Under the CPTPP, U.S. wheat farmers will also face a distinct price disadvantage for their exports to Japan, while Canadian and Australian wheat will enjoy an immediate 7% drop and a 12% decline in April, CNBC noted. U.S. Wheat Associates President Vince Peterson said at that point, U.S. wheat would see a $14 price disadvantage per metric ton compared to those two other countries.
"Japan is generally a market where we seek to maintain our strong 53% market share, but today we face an imminent collapse," Peterson said Dec. 10 at a public hearing in Washington, D.C.

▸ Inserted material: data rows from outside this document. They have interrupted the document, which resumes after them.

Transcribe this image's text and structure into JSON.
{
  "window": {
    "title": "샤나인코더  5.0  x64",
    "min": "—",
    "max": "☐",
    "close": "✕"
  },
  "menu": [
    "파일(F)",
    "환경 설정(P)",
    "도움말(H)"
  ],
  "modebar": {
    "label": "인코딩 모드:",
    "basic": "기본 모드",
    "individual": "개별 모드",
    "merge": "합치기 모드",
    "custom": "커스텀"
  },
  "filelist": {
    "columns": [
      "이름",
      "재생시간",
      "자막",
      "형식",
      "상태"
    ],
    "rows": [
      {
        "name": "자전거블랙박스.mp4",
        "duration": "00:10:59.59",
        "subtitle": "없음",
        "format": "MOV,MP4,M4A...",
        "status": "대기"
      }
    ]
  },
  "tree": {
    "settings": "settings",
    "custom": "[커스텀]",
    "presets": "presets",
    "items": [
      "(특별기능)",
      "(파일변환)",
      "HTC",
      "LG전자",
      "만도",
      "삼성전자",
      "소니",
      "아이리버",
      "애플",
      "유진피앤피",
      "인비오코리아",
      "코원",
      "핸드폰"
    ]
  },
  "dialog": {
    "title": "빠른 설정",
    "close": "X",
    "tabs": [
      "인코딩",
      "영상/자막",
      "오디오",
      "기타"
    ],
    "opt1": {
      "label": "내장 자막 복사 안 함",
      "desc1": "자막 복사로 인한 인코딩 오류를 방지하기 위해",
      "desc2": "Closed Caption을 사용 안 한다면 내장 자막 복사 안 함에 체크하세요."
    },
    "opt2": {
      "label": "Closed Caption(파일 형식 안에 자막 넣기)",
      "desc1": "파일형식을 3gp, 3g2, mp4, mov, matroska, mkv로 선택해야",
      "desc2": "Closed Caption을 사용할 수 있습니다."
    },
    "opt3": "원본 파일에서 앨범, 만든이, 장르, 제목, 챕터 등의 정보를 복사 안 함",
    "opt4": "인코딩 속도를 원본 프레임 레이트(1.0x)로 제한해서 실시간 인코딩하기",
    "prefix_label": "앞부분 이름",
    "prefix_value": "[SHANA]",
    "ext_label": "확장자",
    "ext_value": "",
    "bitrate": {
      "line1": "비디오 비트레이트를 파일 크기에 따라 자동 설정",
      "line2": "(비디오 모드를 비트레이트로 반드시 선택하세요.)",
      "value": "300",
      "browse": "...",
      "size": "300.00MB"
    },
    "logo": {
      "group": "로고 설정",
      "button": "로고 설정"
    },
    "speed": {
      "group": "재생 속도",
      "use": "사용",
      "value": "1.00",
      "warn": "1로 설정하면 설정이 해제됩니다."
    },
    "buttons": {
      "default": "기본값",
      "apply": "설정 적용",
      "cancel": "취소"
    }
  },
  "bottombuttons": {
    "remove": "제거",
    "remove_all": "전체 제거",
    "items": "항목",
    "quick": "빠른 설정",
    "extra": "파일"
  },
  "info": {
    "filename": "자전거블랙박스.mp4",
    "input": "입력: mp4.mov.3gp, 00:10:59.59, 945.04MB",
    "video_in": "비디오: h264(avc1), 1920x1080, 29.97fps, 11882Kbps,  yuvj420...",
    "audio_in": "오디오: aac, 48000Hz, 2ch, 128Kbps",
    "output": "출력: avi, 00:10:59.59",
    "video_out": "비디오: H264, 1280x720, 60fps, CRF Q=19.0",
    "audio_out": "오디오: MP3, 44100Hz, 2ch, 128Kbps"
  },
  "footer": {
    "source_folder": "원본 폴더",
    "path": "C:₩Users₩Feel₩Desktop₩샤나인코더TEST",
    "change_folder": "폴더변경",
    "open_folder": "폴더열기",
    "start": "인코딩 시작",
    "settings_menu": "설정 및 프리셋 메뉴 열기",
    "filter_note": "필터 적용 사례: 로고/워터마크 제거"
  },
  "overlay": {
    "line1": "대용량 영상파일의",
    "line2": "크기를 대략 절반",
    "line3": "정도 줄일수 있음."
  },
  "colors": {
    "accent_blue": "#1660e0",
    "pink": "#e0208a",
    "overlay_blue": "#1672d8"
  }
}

Any U.S. food and beverage manufacturers that exports to CPTPP member countries could also take a hit from this new Pacific trade agreement. And the economic damage isn't likely to stop there because Japan has negotiated a trade deal with the European Union scheduled to go into effect on Feb. 1. The BBC reported that the EU-Japan Economic Partnership Agreement will establish an open trade zone with a market exceeding 600 million people, representing almost one-third of the world's GDP.
Although the U.S. isn't a party to that agreement either, Trump has indicated interest in negotiating a bilateral trade deal with Japan with talks scheduled as early as the middle of this month, the Japan Times said. If that effort doesn't pan out or doesn't go into effect soon enough, the administration may need to step in and help bail out certain agricultural sectors as it did last summer with $12 billion in short-term emergency funds for farmers hurt by tariffs. But a more effective long-term strategy might be for the U.S. to negotiate trade deals along the way instead of playing an expensive game of catch-up later.